Since broadly inhibiting MMP activity has been associated with significant toxicity in numerous cancer studies [19], we sought to examine the effects of inhibiting an upstream regulator of MMP activity. This would also circumvent the need to simultaneously inhibit multiple MMP enzymes. Recent work has shown that MMP expression can be regulated by the enzyme Akt [21, 31, 32], leading us to hypothesize that dysregulation of Akt might contribute to altering MMP expression in the HPS lung. To test this hypothesis, we compared levels of total and phosphorylated forms of this enzyme in control and HPS tissues. Although we did not detect a significant increase in total Akt levels, the activated form of this enzyme was dramatically increased in whole lung digests of HPS2 mice at baseline and at 7 days after bleomycin. Similarly to whole lung tissues, we found that phosphorylated Akt levels were also increased in AP3 deficient lung epithelial cells (Fig. 4b) at baseline and at 24 h after bleomycin exposure (Fig. 4c) and that this associated with an upregulation in MMP-2 and -9 expression (Fig. 4d). In order to determine whether Akt regulates MMP expression, we exposed cells to a pharmacological inhibitor of Akt to examine the effects on MMP levels. As shown in Fig. 4e, we found that pharmacological inhibition of Akt significantly reduced MMP levels in bleomycin-exposed cells, supporting the notion that chronic activation of Akt contributes to elevated MMP expression in the HPS lung.

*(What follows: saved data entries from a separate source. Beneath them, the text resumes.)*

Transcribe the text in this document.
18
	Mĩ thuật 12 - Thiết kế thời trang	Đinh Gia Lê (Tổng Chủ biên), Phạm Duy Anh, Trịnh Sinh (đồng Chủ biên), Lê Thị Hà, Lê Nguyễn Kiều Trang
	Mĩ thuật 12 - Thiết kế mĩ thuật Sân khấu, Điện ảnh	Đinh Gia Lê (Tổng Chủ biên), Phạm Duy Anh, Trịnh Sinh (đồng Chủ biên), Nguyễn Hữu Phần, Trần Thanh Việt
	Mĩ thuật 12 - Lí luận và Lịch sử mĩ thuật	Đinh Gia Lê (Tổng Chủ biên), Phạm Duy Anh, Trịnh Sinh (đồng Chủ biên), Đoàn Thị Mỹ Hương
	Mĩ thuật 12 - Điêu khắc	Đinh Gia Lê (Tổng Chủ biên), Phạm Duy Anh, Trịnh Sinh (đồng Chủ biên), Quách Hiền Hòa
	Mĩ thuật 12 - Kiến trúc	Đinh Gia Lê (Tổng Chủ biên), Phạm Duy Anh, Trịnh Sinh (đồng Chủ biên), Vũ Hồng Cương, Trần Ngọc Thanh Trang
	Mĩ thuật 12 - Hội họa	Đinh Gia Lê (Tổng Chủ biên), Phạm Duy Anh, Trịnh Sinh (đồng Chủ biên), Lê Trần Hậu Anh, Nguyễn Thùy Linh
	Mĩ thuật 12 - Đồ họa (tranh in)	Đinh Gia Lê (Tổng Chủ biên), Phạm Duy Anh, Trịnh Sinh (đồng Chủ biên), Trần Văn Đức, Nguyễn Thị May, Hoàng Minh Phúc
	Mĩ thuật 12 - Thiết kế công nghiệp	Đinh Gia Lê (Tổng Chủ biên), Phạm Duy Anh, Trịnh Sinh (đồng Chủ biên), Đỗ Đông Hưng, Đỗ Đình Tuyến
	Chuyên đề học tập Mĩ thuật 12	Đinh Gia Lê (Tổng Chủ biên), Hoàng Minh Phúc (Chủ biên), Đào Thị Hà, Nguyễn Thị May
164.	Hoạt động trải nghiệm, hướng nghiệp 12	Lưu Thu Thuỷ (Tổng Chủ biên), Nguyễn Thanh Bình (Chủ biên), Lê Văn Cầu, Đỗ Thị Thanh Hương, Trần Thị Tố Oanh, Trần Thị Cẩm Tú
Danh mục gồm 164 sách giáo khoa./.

Next, to determine whether MMP expression is dysregulated in other HPS models, we measured transcript levels for various MMPs in the lungs of HPS1 mice. Strikingly, we detected a marked upregulation in transcript levels for multiple MMPs in the lungs of HPS1 mice, including Mmp-2 and -9 as well as the Mmps 3, − 8, − 12 and − 14 (Fig. 5a). Similarly to HPS2 mice, we also found that protein levels for MMP-2 and -9 were increased in whole lung digests and that MMP-2 gelatinase activity was increased in the BALF fluid relative to age-matched controls (Fig. 5b, c). Likewise, transcript levels for MMPs were also dramatically increased in the lungs of HPS1 mice after bleomycin (Fig. 5d), and this associated with elevated MMP-2 and -9 protein levels in whole lung tissue digests (data not shown) and BALF (Fig. 5e).

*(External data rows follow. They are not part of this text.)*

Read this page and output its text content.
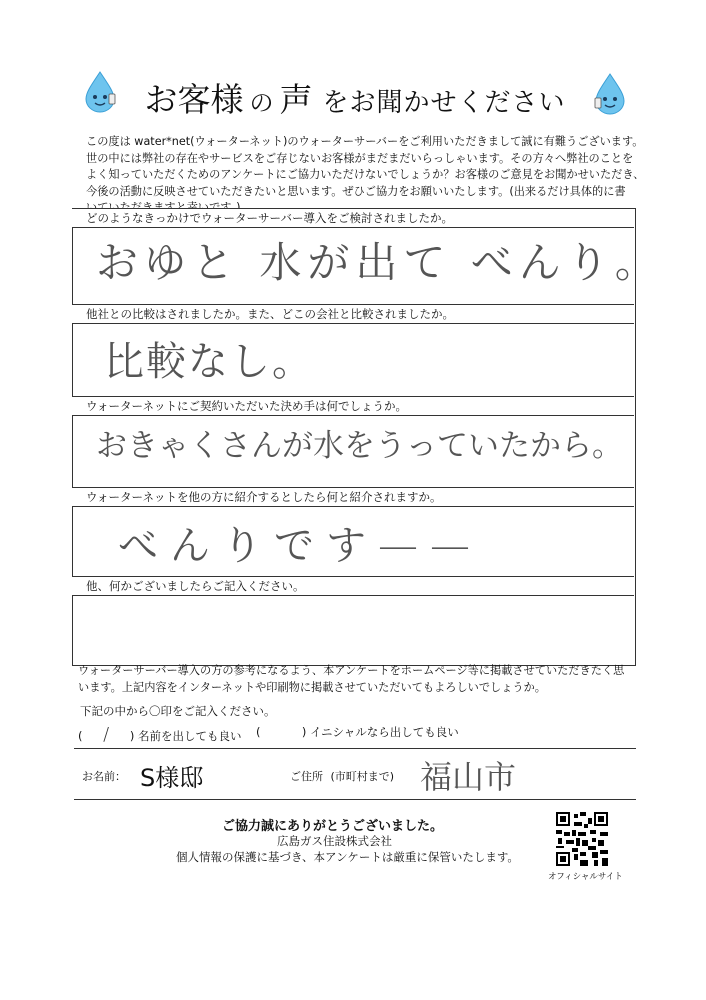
お客様 の 声 をお聞かせください
この度は water*net(ウォーターネット)のウォーターサーバーをご利用いただきまして誠に有難うございます。
世の中には弊社の存在やサービスをご存じないお客様がまだまだいらっしゃいます。その方々へ弊社のことを
よく知っていただくためのアンケートにご協力いただけないでしょうか？お客様のご意見をお聞かせいただき、
今後の活動に反映させていただきたいと思います。ぜひご協力をお願いいたします。(出来るだけ具体的に書

どのようなきっかけでウォーターサーバー導入をご検討されましたか。
おゆと 水が出て べんり。
他社との比較はされましたか。また、どこの会社と比較されましたか。
比較なし。
ウォーターネットにご契約いただいた決め手は何でしょうか。
おきゃくさんが水をうっていたから。
ウォーターネットを他の方に紹介するとしたら何と紹介されますか。
べんりです——
他、何かございましたらご記入ください。
ウォーターサーバー導入の方の参考になるよう、本アンケートをホームページ等に掲載させていただきたく思
います。上記内容をインターネットや印刷物に掲載させていただいてもよろしいでしょうか。
下記の中から〇印をご記入ください。
( / ) 名前を出しても良い (	) イニシャルなら出しても良い
お名前： S様邸	ご住所 (市町村まで) 福山市
ご協力誠にありがとうございました。
広島ガス住設株式会社
個人情報の保護に基づき、本アンケートは厳重に保管いたします。
オフィシャルサイト
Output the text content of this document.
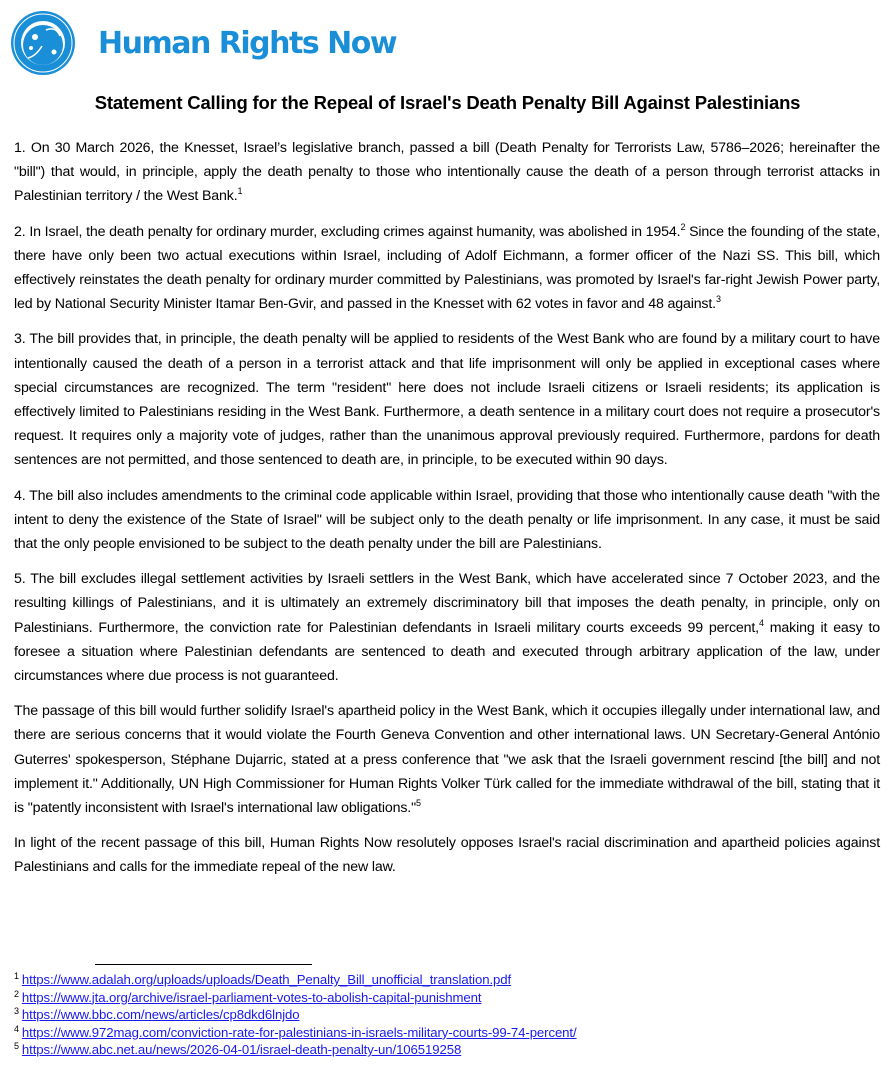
Human Rights Now
Statement Calling for the Repeal of Israel's Death Penalty Bill Against Palestinians

1. On 30 March 2026, the Knesset, Israel’s legislative branch, passed a bill (Death Penalty for Terrorists Law, 5786–2026; hereinafter the "bill") that would, in principle, apply the death penalty to those who intentionally cause the death of a person through terrorist attacks in Palestinian territory / the West Bank.$^1$

2. In Israel, the death penalty for ordinary murder, excluding crimes against humanity, was abolished in 1954.$^2$ Since the founding of the state, there have only been two actual executions within Israel, including of Adolf Eichmann, a former officer of the Nazi SS. This bill, which effectively reinstates the death penalty for ordinary murder committed by Palestinians, was promoted by Israel's far-right Jewish Power party, led by National Security Minister Itamar Ben-Gvir, and passed in the Knesset with 62 votes in favor and 48 against.$^3$

3. The bill provides that, in principle, the death penalty will be applied to residents of the West Bank who are found by a military court to have intentionally caused the death of a person in a terrorist attack and that life imprisonment will only be applied in exceptional cases where special circumstances are recognized. The term "resident" here does not include Israeli citizens or Israeli residents; its application is effectively limited to Palestinians residing in the West Bank. Furthermore, a death sentence in a military court does not require a prosecutor's request. It requires only a majority vote of judges, rather than the unanimous approval previously required. Furthermore, pardons for death sentences are not permitted, and those sentenced to death are, in principle, to be executed within 90 days.

4. The bill also includes amendments to the criminal code applicable within Israel, providing that those who intentionally cause death "with the intent to deny the existence of the State of Israel" will be subject only to the death penalty or life imprisonment. In any case, it must be said that the only people envisioned to be subject to the death penalty under the bill are Palestinians.

5. The bill excludes illegal settlement activities by Israeli settlers in the West Bank, which have accelerated since 7 October 2023, and the resulting killings of Palestinians, and it is ultimately an extremely discriminatory bill that imposes the death penalty, in principle, only on Palestinians. Furthermore, the conviction rate for Palestinian defendants in Israeli military courts exceeds 99 percent,$^4$ making it easy to foresee a situation where Palestinian defendants are sentenced to death and executed through arbitrary application of the law, under circumstances where due process is not guaranteed.

The passage of this bill would further solidify Israel's apartheid policy in the West Bank, which it occupies illegally under international law, and there are serious concerns that it would violate the Fourth Geneva Convention and other international laws. UN Secretary-General António Guterres' spokesperson, Stéphane Dujarric, stated at a press conference that "we ask that the Israeli government rescind [the bill] and not implement it." Additionally, UN High Commissioner for Human Rights Volker Türk called for the immediate withdrawal of the bill, stating that it is "patently inconsistent with Israel's international law obligations."$^5$

In light of the recent passage of this bill, Human Rights Now resolutely opposes Israel's racial discrimination and apartheid policies against Palestinians and calls for the immediate repeal of the new law.

$^1$ https://www.adalah.org/uploads/uploads/Death_Penalty_Bill_unofficial_translation.pdf
$^2$ https://www.jta.org/archive/israel-parliament-votes-to-abolish-capital-punishment
$^3$ https://www.bbc.com/news/articles/cp8dkd6lnjdo
$^4$ https://www.972mag.com/conviction-rate-for-palestinians-in-israels-military-courts-99-74-percent/
$^5$ https://www.abc.net.au/news/2026-04-01/israel-death-penalty-un/106519258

Finally, to determine whether findings in mouse models were relevant to human disease, we assessed whether levels or activity of MMPs were altered in the lungs of HPS patients. As shown in Fig. 6, we found that protein levels for both MMP-2 and -9 were significantly increased in BALF of HPS patients relative to controls. Moreover, this associated with a significant upregulation in MMP-2 activity (Fig. 7a), although MMP-9 activity did not significantly differ between control and HPS patients (Fig. 7b). Interestingly, neither levels of MMP-2 and -9 nor activity of MMP-2 associated with the presence or absence of fibrosis or measures of lung function, such as diffusing for carbon monoxide or forced vital capacity (Fig. 7c, d).